High Quality Factor 80 MHz Microelectromechanical Systems Resonator Utilizing Torsional-to-Transverse Vibration Conversion

Abstract

A silicon microelectromechanical systems (MEMS) resonator utilizing torsional-to-transverse vibration conversion with quarter-wavelength torsional support beams is designed, fabricated, and evaluated. The resonant frequency for torsional modes mostly depends only on beam length, providing a large tolerance in the fabrication process. However, the following have remained critical issues: the increase in the quality factor (Q-factor) and the reduction in the motional resistance. We propose a new beam structure, in which the MEMS resonator utilizing torsional-to-transverse vibration conversion is anchored by four quarter-wavelength torsional support beams.
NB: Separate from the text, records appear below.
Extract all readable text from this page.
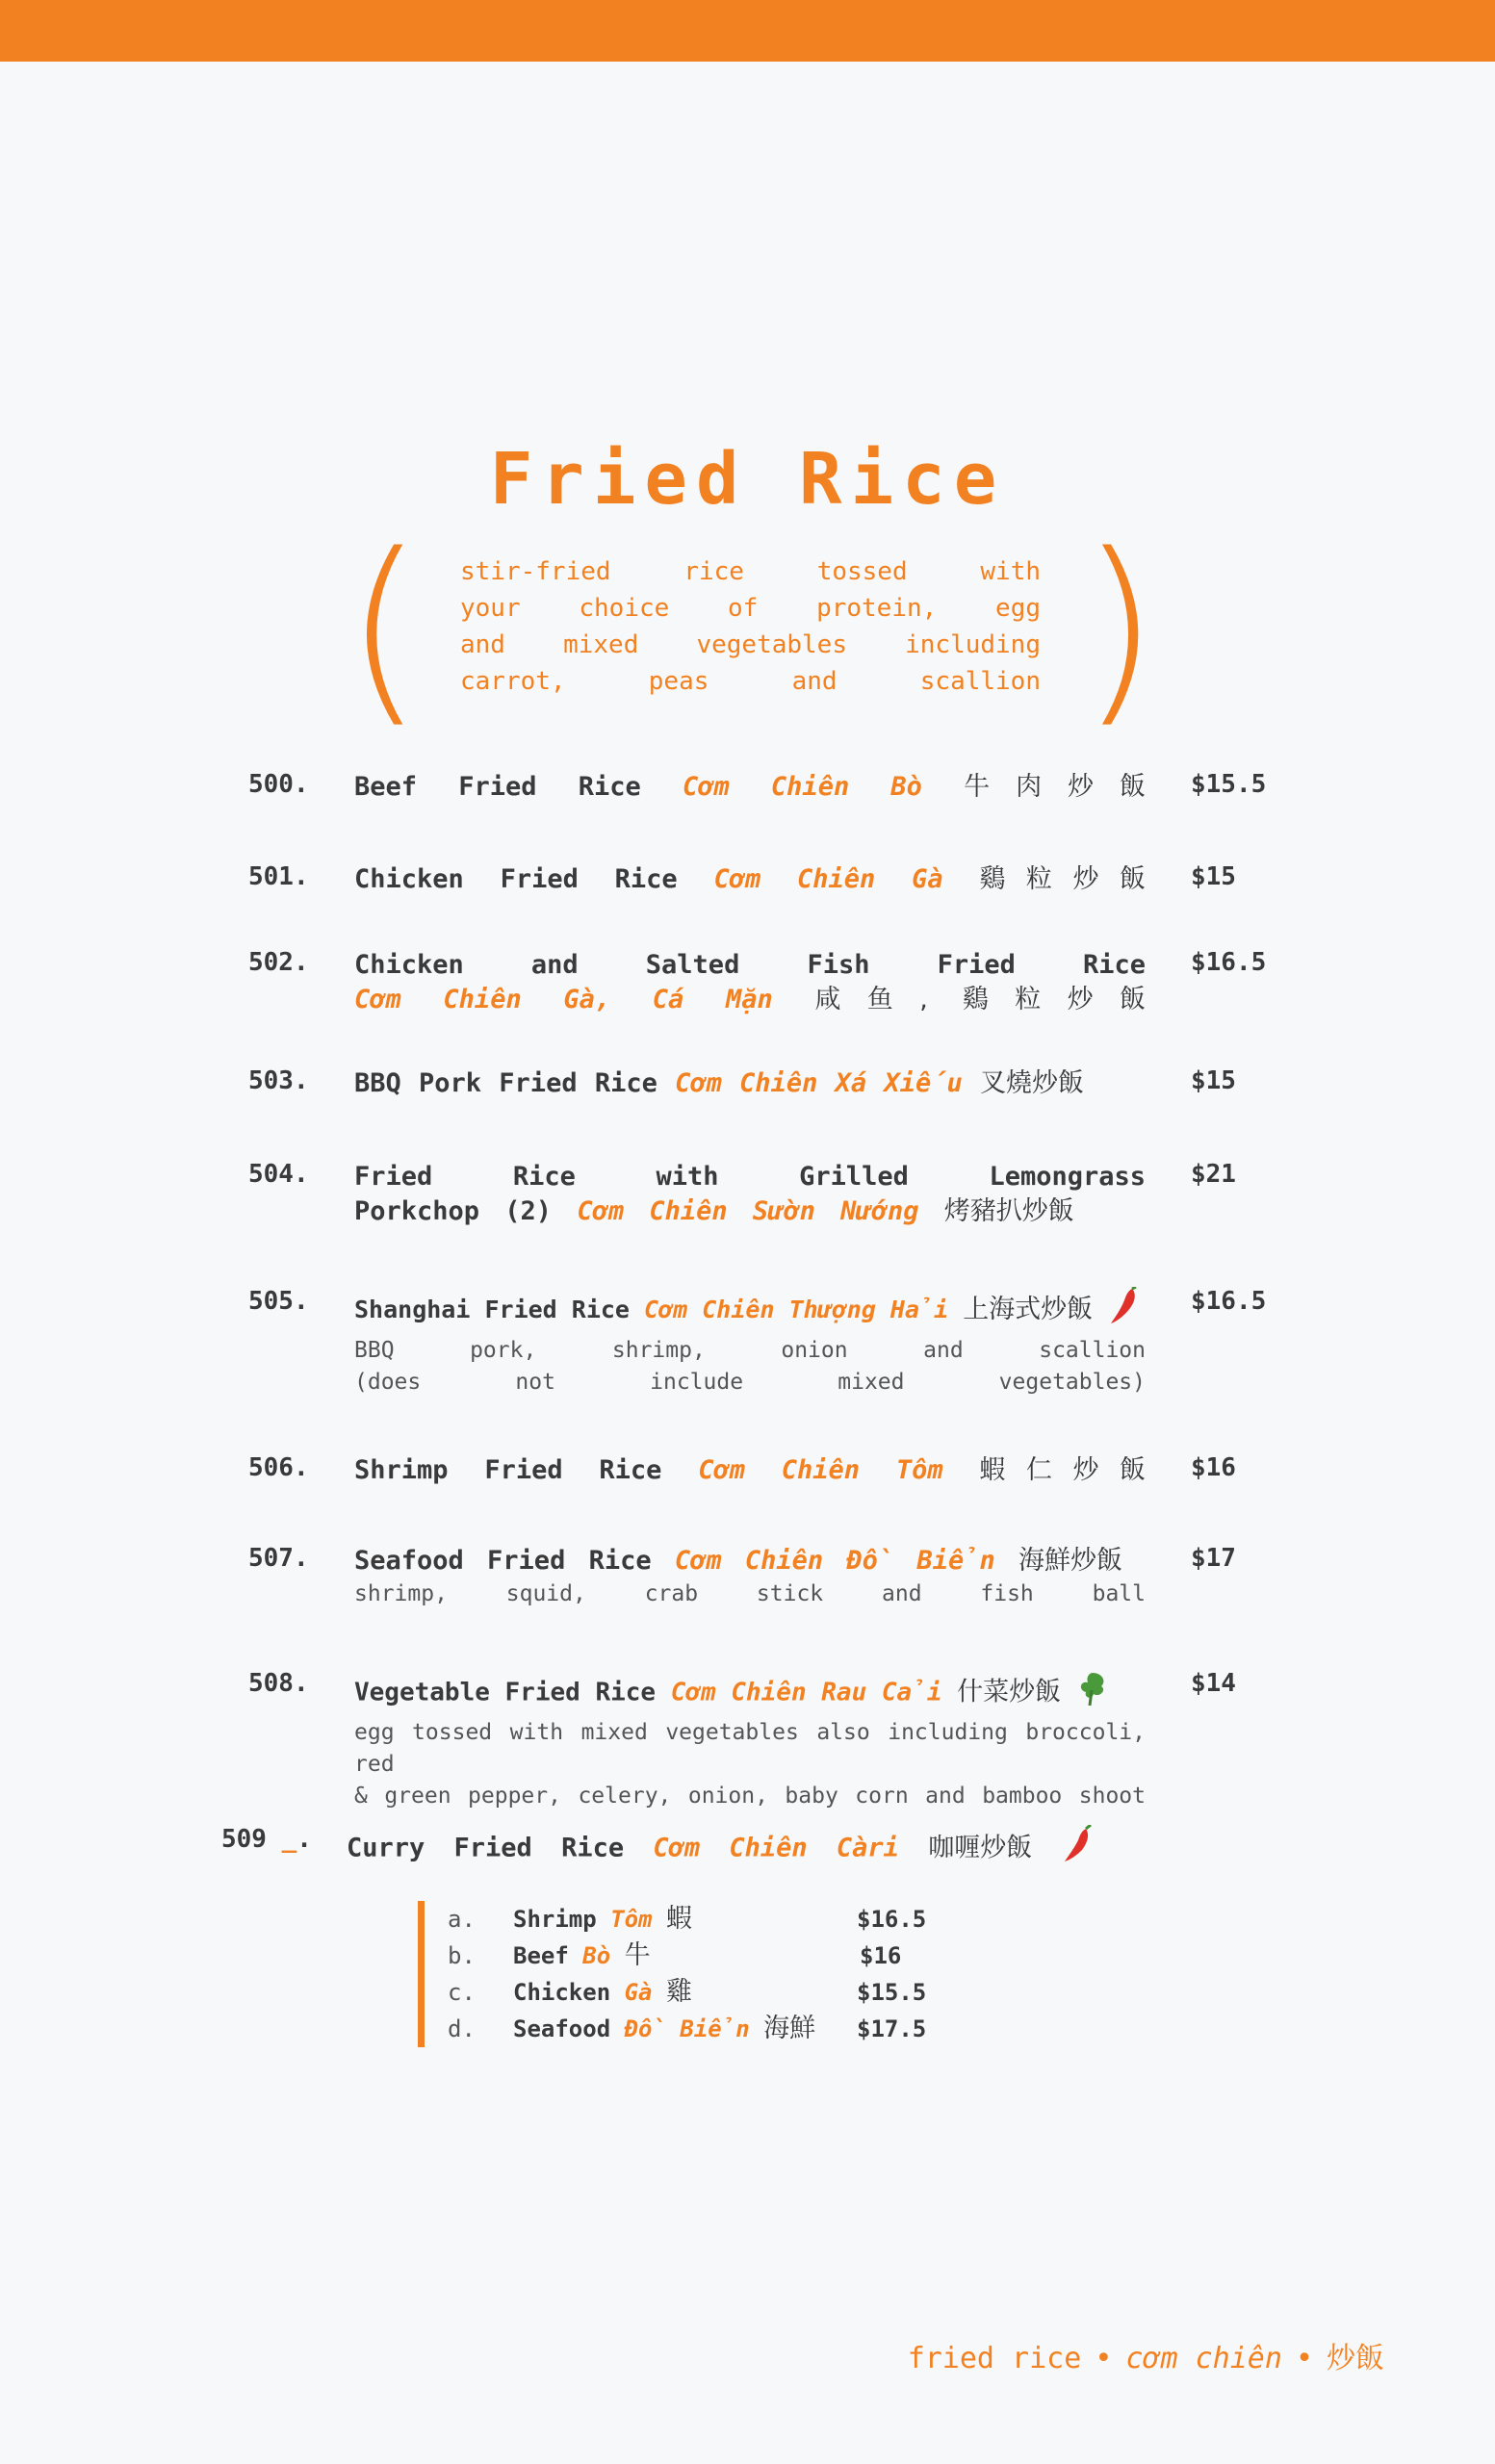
Fried Rice
(	)
stir-fried rice tossed with
your choice of protein, egg
and mixed vegetables including
carrot, peas and scallion
500. Beef Fried Rice Cơm Chiên Bò 牛肉炒飯 $15.5
501. Chicken Fried Rice Cơm Chiên Gà 鷄粒炒飯 $15
502. Chicken and Salted Fish Fried Rice
Cơm Chiên Gà, Cá Mặn 咸鱼, 鷄粒炒飯
$16.5
503. BBQ Pork Fried Rice Cơm Chiên Xá Xiếu 叉燒炒飯	$15
504. Fried Rice with Grilled Lemongrass
Porkchop (2) Cơm Chiên Sườn Nướng 烤豬扒炒飯
$21
505. Shanghai Fried Rice Cơm Chiên Thượng Hải 上海式炒飯
BBQ pork, shrimp, onion and scallion
(does not include mixed vegetables)
$16.5
506. Shrimp Fried Rice Cơm Chiên Tôm 蝦仁炒飯 $16
507. Seafood Fried Rice Cơm Chiên Đồ Biển 海鮮炒飯
shrimp, squid, crab stick and fish ball
$17
508. Vegetable Fried Rice Cơm Chiên Rau Cải 什菜炒飯
egg tossed with mixed vegetables also including broccoli, red
& green pepper, celery, onion, baby corn and bamboo shoot
$14
509 _. Curry Fried Rice Cơm Chiên Càri 咖喱炒飯
a. Shrimp Tôm 蝦	$16.5
b. Beef Bò 牛	$16
c. Chicken Gà 雞	$15.5
d. Seafood Đồ Biển 海鮮 $17.5
fried rice • cơm chiên • 炒飯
First, the fabricated resonators are measured with a laser-Doppler (LD) vibrometer. The measured resonant frequency of 78.224 MHz has been in good agreement with the simulated one. The Q-factor has also been measured to be as high as 3.0×104 in vacuum. Then, the electrical characteristic is evaluated with an impedance analyzer. The Q-factor has been electrically measured to be as high as 3.1×104 in vacuum, which agrees well with the mechanically measured one of 3.0×104. The Q-factor has also been electrically measured to be as high as 1.3×104 at atmospheric pressure. In the measurement, a spring softening effect has been clearly observed. By increasing the DC bias voltage from 20 to 40 V, the resonant frequency has decreased by 640 Hz. The extracted motional resistance for a 0.1-µm-gap resonator has been greatly reduced to 0.039 MΩ at 5 V DC, owing to the narrow-gap effect, from that of a 0.25-µm-gap resonator. The tolerance in the fabrication process has also been evaluated and successfully verified from the measurement of the fabricated MEMS resonators.